The Test Data Management methodology lays a foundation for identifying and generating appropriate datasets for software application testing. Test Data Management (TDM) is critical for Quality Assurance teams to ensure high data quality and expected application performance in production environments. The better a test environment reflects a production environment, the more confident you can be in every release. Test data can either be generated, or obfuscated from the source system. This article walks through common considerations in a test data management implementation.
- Test Data Shape and Size
As any good tester knows, a four hundred test case test plan is not always better than a fifty case test plan. Each test case brings a cost and a diminishing benefit. The same is true of datasets. A five million row data set might not bring more testing value than ten thousand rows.
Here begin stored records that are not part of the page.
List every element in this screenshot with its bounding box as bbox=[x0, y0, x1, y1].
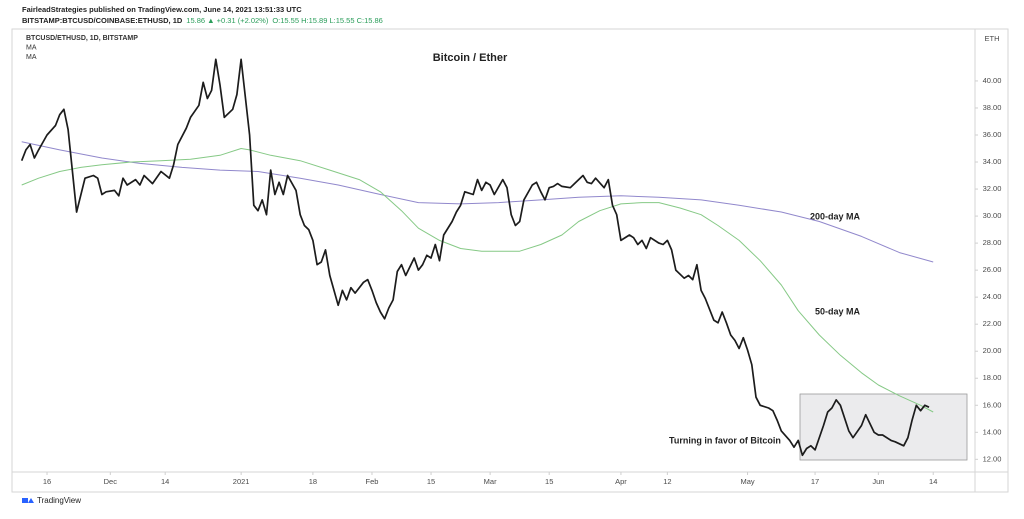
y-tick-label: 22.00 bbox=[983, 319, 1002, 328]
quote: 15.86 ▲ +0.31 (+2.02%) bbox=[186, 16, 269, 25]
x-tick-label: 17 bbox=[811, 477, 819, 486]
annotation: Turning in favor of Bitcoin bbox=[669, 435, 781, 445]
x-tick-label: 14 bbox=[161, 477, 169, 486]
series-line bbox=[20, 58, 930, 457]
legend-entry: MA bbox=[26, 54, 37, 61]
x-tick-label: Mar bbox=[484, 477, 497, 486]
x-tick-label: 2021 bbox=[233, 477, 250, 486]
x-tick-label: May bbox=[740, 477, 754, 486]
x-tick-label: 14 bbox=[929, 477, 937, 486]
y-tick-label: 20.00 bbox=[983, 346, 1002, 355]
source-line: FairleadStrategies published on TradingV… bbox=[22, 5, 302, 14]
symbol-line: BITSTAMP:BTCUSD/COINBASE:ETHUSD, 1D 15.86… bbox=[22, 16, 383, 25]
legend-entry: MA bbox=[26, 44, 37, 51]
footer-logo bbox=[22, 498, 34, 503]
x-tick-label: 18 bbox=[309, 477, 317, 486]
annotation: 50-day MA bbox=[815, 306, 861, 316]
y-tick-label: 16.00 bbox=[983, 400, 1002, 409]
y-tick-label: 12.00 bbox=[983, 454, 1002, 463]
x-tick-label: Feb bbox=[365, 477, 378, 486]
y-tick-label: 32.00 bbox=[983, 184, 1002, 193]
y-tick-label: 24.00 bbox=[983, 292, 1002, 301]
x-tick-label: 15 bbox=[427, 477, 435, 486]
y-tick-label: 18.00 bbox=[983, 373, 1002, 382]
y-tick-label: 14.00 bbox=[983, 427, 1002, 436]
x-tick-label: 12 bbox=[663, 477, 671, 486]
y-tick-label: 34.00 bbox=[983, 157, 1002, 166]
y-axis-unit: ETH bbox=[985, 34, 1000, 43]
annotation: 200-day MA bbox=[810, 211, 861, 221]
y-tick-label: 38.00 bbox=[983, 103, 1002, 112]
chart-frame bbox=[11, 28, 1009, 493]
series-line bbox=[21, 141, 934, 263]
y-tick-label: 40.00 bbox=[983, 76, 1002, 85]
legend-entry: BTCUSD/ETHUSD, 1D, BITSTAMP bbox=[26, 35, 138, 42]
logo-part bbox=[22, 498, 28, 503]
footer-brand: TradingView bbox=[37, 496, 81, 505]
y-tick-label: 36.00 bbox=[983, 130, 1002, 139]
series-line bbox=[21, 148, 934, 413]
x-tick-label: Dec bbox=[104, 477, 118, 486]
x-tick-label: 15 bbox=[545, 477, 553, 486]
chart-title: Bitcoin / Ether bbox=[433, 52, 508, 64]
x-tick-label: Jun bbox=[872, 477, 884, 486]
logo-part bbox=[28, 498, 34, 503]
y-tick-label: 30.00 bbox=[983, 211, 1002, 220]
highlight-box bbox=[799, 393, 968, 461]
x-tick-label: 16 bbox=[43, 477, 51, 486]
symbol: BITSTAMP:BTCUSD/COINBASE:ETHUSD, 1D bbox=[22, 16, 183, 25]
x-tick-label: Apr bbox=[615, 477, 627, 486]
y-tick-label: 26.00 bbox=[983, 265, 1002, 274]
ohlc: O:15.55 H:15.89 L:15.55 C:15.86 bbox=[272, 16, 383, 25]
y-tick-label: 28.00 bbox=[983, 238, 1002, 247]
It is important to identify your testing goals and curate your dataset to meet those goals. Think critically about what characteristics of production data are important to your testing.
If you do not need a data element for your testing, the cost of properly obfuscating it may not be worth it. Some data elements may not be included at all in testing due to legal restrictions or data use agreements. Why take the risk if there is no benefit to your testing? Take what you need and no more. Bonus: it helps save space in your testing environments.
On the other hand, if you are testing performance, the bigger the dataset, the better the results. Testers should determine the correct shape and size of their dataset to achieve their testing goals.
2. Test Data Sources
As you develop your testing strategy, it is important to define your test data source(s). Test data can be obfuscated from the production environment or generated by an outside tool. It is important to identify your testing goals and curate your dataset to meet your needs. As a part of this process, review design assumptions. It would be disheartening to spend time crafting a dataset that does not meet the requirements of your project. Measure twice, cut once.
Let’s look at two different testing examples.
If you are testing data element validations, knowing what values exist in production is crucial to a successful test plan. It is appropriate to pull obfuscated data from the production system to meet this testing goal.
However, if your production environment is a tenth the size you expect it to be in six months, duplicating or generating data that reflects the production data would be more meaningful to meet performance testing needs.
Consider leveraging tools (like Informatica Test Data Management) to generate test data, with options like random, goal-oriented, and pathwise to speed up the process.
3. Obfuscation and Data masking
Certain types of data must be kept in compliance with applicable regulations. Testers can achieve this through Data Masking, the process of creating a “structurally similar but inauthentic version of an organization's data that can be used for purposes such as software testing and user training. The purpose is to protect the actual data while having a functional substitute for occasions when the real data is not required.” (Source: TechTarget.com) Data masking is most commonly performed on the following types of data:
- Personally Identifiable Information (PII)
- Social Security numbers
- Credit Card numbers
4. Data Integrity of your Test Data
As part of the testing process, test data may need to be altered. It is important to back up the initial data set and version copies as you test. That way there is always a source of truth and testers don’t need to go back to the well of production data when they need a new version of the test data set.
The testing needs of your organization will influence your Test Data Management process. Don’t worry about boiling the ocean. Focus on common, recurring test data needs and design a repeatable process around those needs. These considerations will help you understand your organization’s recurring test data needs.